Classement: Le HC Davos termine 3e, devant Energie Karlovy Vary puis ERC Ingolstadt.

L’équipe idéale du tournoi: Gardien: Lukas Mensator (Karlovy Vary). Défenseurs: Alexei Zhitnik (Dynamo Moscou), Gennady Razin (Dynamo Moscou). Attaquants: Andres Ambühl (Davos), Serge Aubin (Team Canada), Dmitri Afanasenkov (Dynamo Moscou).

La Coupe Spengler, décernée pour la première fois en 1923, est le plus ancien tournoi entre clubs de hockey sur glace en Europe.

Le tournoi a été fondé par le médecin davosien Carl Spengler, désireux de renouer le dialogue entre les nations au sortir de la Première guerre mondiale.
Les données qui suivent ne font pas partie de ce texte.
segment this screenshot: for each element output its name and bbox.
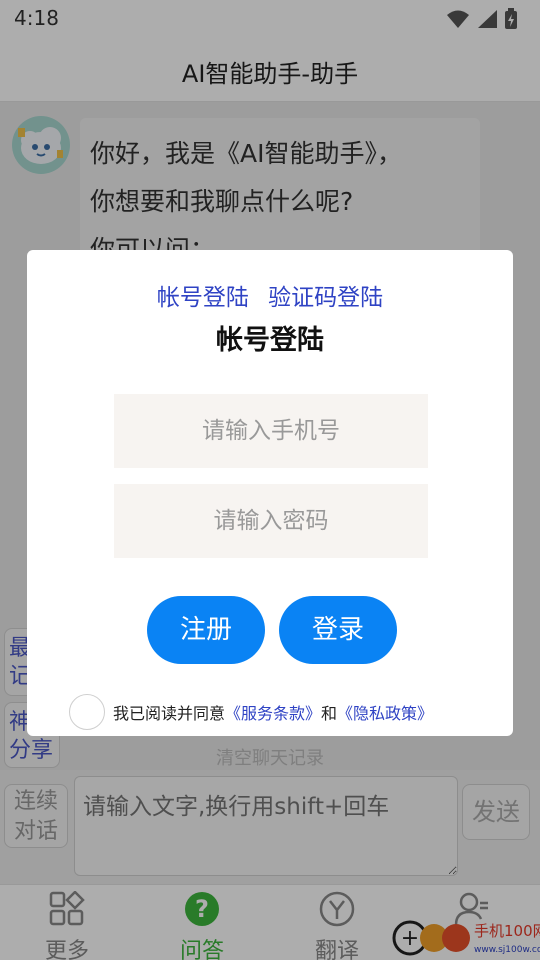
password-input[interactable]: 请输入密码 bbox=[114, 484, 428, 558]
agree-and-text: 和 bbox=[321, 704, 338, 723]
login-mode-tabs: 帐号登陆 验证码登陆 bbox=[27, 278, 513, 312]
agreement-row: 我已阅读并同意 《服务条款》 和 《隐私政策》 bbox=[69, 694, 433, 730]
phone-input[interactable]: 请输入手机号 bbox=[114, 394, 428, 468]
terms-link[interactable]: 《服务条款》 bbox=[225, 700, 321, 724]
dialog-title: 帐号登陆 bbox=[216, 325, 324, 356]
login-dialog: 帐号登陆 验证码登陆 帐号登陆 请输入手机号 请输入密码 注册 登录 我已阅读并… bbox=[27, 250, 513, 736]
register-button[interactable]: 注册 bbox=[147, 596, 265, 664]
agree-checkbox[interactable] bbox=[69, 694, 105, 730]
agree-text: 我已阅读并同意 bbox=[113, 704, 226, 723]
tab-account-login[interactable]: 帐号登陆 bbox=[157, 285, 249, 311]
tab-code-login[interactable]: 验证码登陆 bbox=[268, 285, 383, 311]
privacy-link[interactable]: 《隐私政策》 bbox=[337, 700, 433, 724]
login-button[interactable]: 登录 bbox=[279, 596, 397, 664]
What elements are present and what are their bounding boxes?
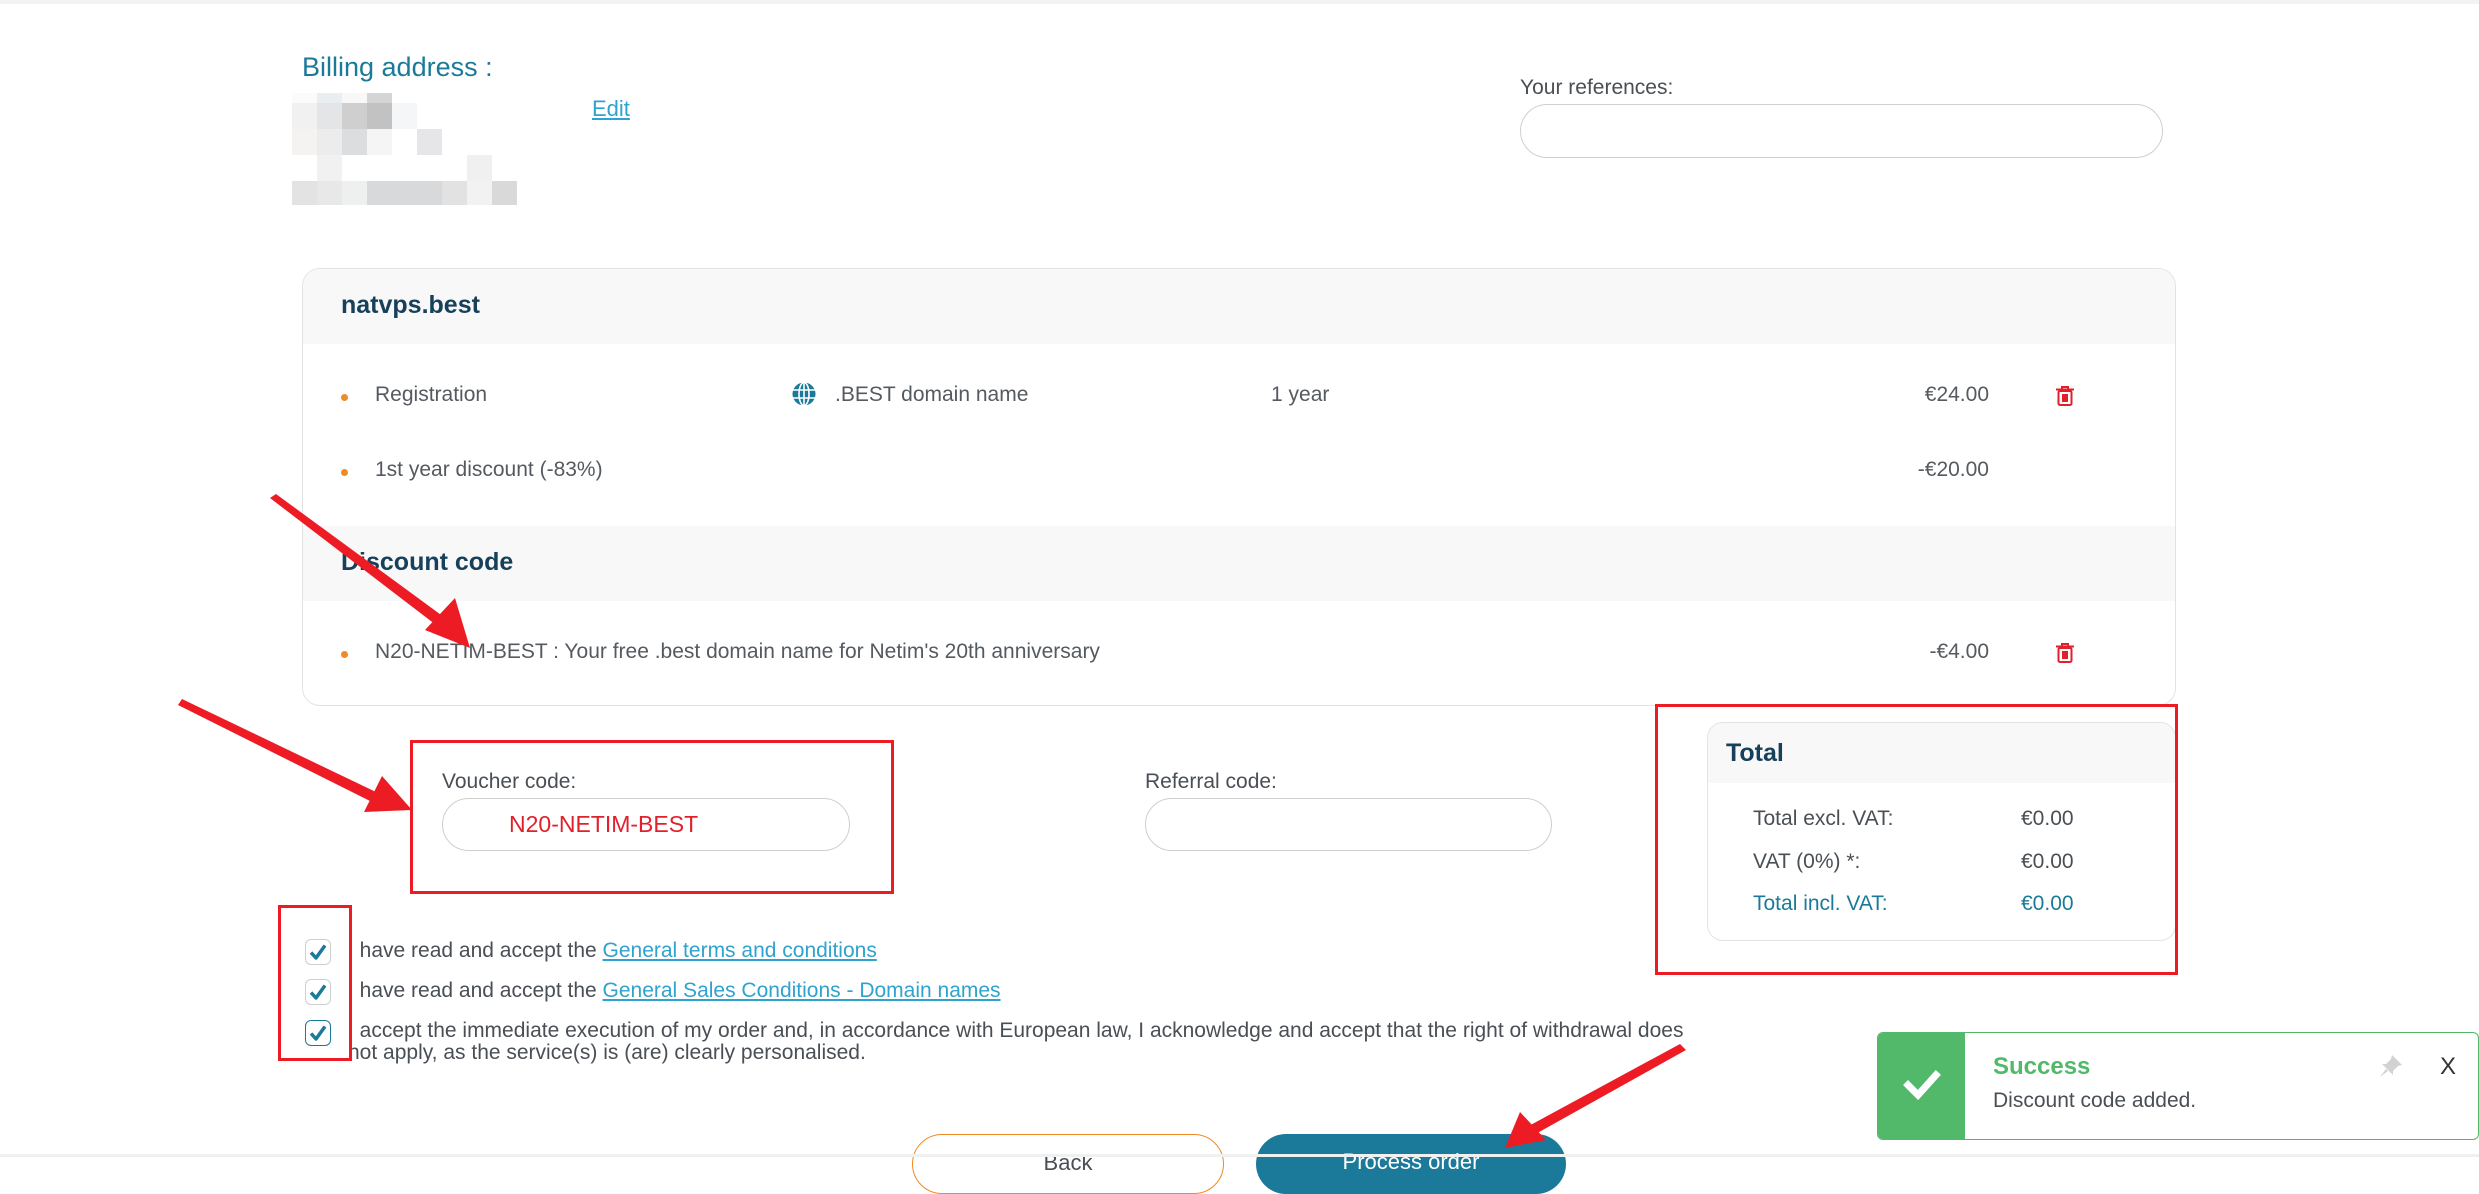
line-price: -€4.00 — [1929, 640, 1989, 663]
checkmark-icon — [309, 944, 327, 960]
order-summary-card: natvps.best Registration .BEST domain na… — [302, 268, 2176, 706]
total-incl-vat-row: Total incl. VAT: €0.00 — [1753, 892, 2153, 916]
edit-billing-address-link[interactable]: Edit — [592, 96, 630, 122]
success-toast: Success Discount code added. X — [1877, 1032, 2479, 1140]
bullet-icon — [341, 394, 348, 401]
accept-sales-conditions-checkbox[interactable] — [305, 979, 331, 1005]
delete-registration-button[interactable] — [2055, 385, 2075, 407]
discount-code-header: Discount code — [303, 526, 2175, 601]
checkmark-icon — [309, 1025, 327, 1041]
sales-conditions-link[interactable]: General Sales Conditions - Domain names — [603, 979, 1001, 1002]
your-references-label: Your references: — [1520, 76, 1674, 99]
trash-icon — [2056, 386, 2074, 406]
total-row-value: €0.00 — [2021, 892, 2074, 915]
check-icon — [1903, 1070, 1941, 1101]
billing-address-title: Billing address : — [302, 52, 493, 82]
sales-conditions-text: I have read and accept the General Sales… — [348, 979, 1001, 1003]
checkmark-icon — [309, 984, 327, 1000]
toast-message: Discount code added. — [1993, 1089, 2197, 1112]
domain-title: natvps.best — [341, 291, 480, 319]
terms-line: I accept the immediate execution of my o… — [348, 1019, 1684, 1042]
line-price: -€20.00 — [1917, 458, 1989, 481]
line-product: .BEST domain name — [835, 383, 1029, 406]
bullet-icon — [341, 469, 348, 476]
total-header: Total — [1708, 723, 2175, 783]
total-title: Total — [1726, 739, 1784, 767]
discount-code-title: Discount code — [341, 548, 514, 576]
total-row-value: €0.00 — [2021, 807, 2074, 830]
terms-prefix: I have read and accept the — [348, 979, 603, 1002]
discount-code-line: N20-NETIM-BEST : Your free .best domain … — [303, 638, 2175, 668]
voucher-code-label: Voucher code: — [442, 770, 577, 793]
immediate-execution-text: I accept the immediate execution of my o… — [348, 1020, 1683, 1064]
domain-header: natvps.best — [303, 269, 2175, 344]
general-terms-link[interactable]: General terms and conditions — [603, 939, 877, 962]
vat-row: VAT (0%) *: €0.00 — [1753, 850, 2153, 874]
line-period: 1 year — [1271, 383, 1330, 406]
your-references-input[interactable] — [1520, 104, 2163, 158]
back-button[interactable]: Back — [912, 1134, 1224, 1194]
total-excl-vat-row: Total excl. VAT: €0.00 — [1753, 807, 2153, 831]
accept-immediate-execution-checkbox[interactable] — [305, 1020, 331, 1046]
bullet-icon — [341, 651, 348, 658]
toast-close-button[interactable]: X — [2440, 1053, 2456, 1081]
pin-icon[interactable] — [2378, 1053, 2404, 1079]
accept-general-terms-checkbox[interactable] — [305, 939, 331, 965]
voucher-code-input[interactable] — [442, 798, 850, 851]
top-divider — [0, 0, 2479, 4]
process-order-button[interactable]: Process order — [1256, 1134, 1566, 1194]
general-terms-text: I have read and accept the General terms… — [348, 939, 877, 963]
terms-prefix: I have read and accept the — [348, 939, 603, 962]
total-card: Total Total excl. VAT: €0.00 VAT (0%) *:… — [1707, 722, 2176, 941]
referral-code-label: Referral code: — [1145, 770, 1277, 793]
billing-address-redacted — [292, 93, 517, 205]
line-label: 1st year discount (-83%) — [375, 458, 603, 481]
trash-icon — [2056, 643, 2074, 663]
terms-line: not apply, as the service(s) is (are) cl… — [348, 1041, 866, 1064]
order-line-registration: Registration .BEST domain name 1 year €2… — [303, 381, 2175, 411]
total-row-label: Total incl. VAT: — [1753, 892, 1888, 915]
line-label: Registration — [375, 383, 488, 406]
total-row-label: Total excl. VAT: — [1753, 807, 1894, 830]
toast-status-strip — [1878, 1033, 1965, 1139]
order-line-discount: 1st year discount (-83%) -€20.00 — [303, 456, 2175, 486]
total-row-value: €0.00 — [2021, 850, 2074, 873]
globe-icon — [791, 381, 817, 407]
line-price: €24.00 — [1924, 383, 1989, 406]
referral-code-input[interactable] — [1145, 798, 1552, 851]
annotation-arrow-voucher — [178, 699, 412, 812]
toast-title: Success — [1993, 1053, 2091, 1080]
line-label: N20-NETIM-BEST : Your free .best domain … — [375, 640, 1100, 663]
delete-discount-button[interactable] — [2055, 642, 2075, 664]
total-row-label: VAT (0%) *: — [1753, 850, 1861, 873]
La compétition se déroule chaque année à Davos, plus haute ville d’Europe située dans le canton des Grisons, entre le 26 et le 31 décembre.

La Coupe Spengler est le 2e plus grand événement sportif organisé en Suisse après le tournoi de tennis de Bâle.

En 82 éditions, plus de 100 clubs de 18 pays ont pris part à la Coupe Spengler. Le HC Davos, victorieux à 14 reprises du trophée, est le club le plus titré de la compétition.

Le record de spectateurs a été atteint en 2002, lorsque 84’480 spectateurs ont assisté aux 11 rencontres d’une édition disputée à guichets fermées.

Outre le Team Canada et le HC Davos, habitués de la compétition, les Tchèques de Karlovy Vary, les Allemands d’Ingolstadt et les Russes du Dinamo Moscou participaient également à l’édition 2008 de la Coupe Spengler.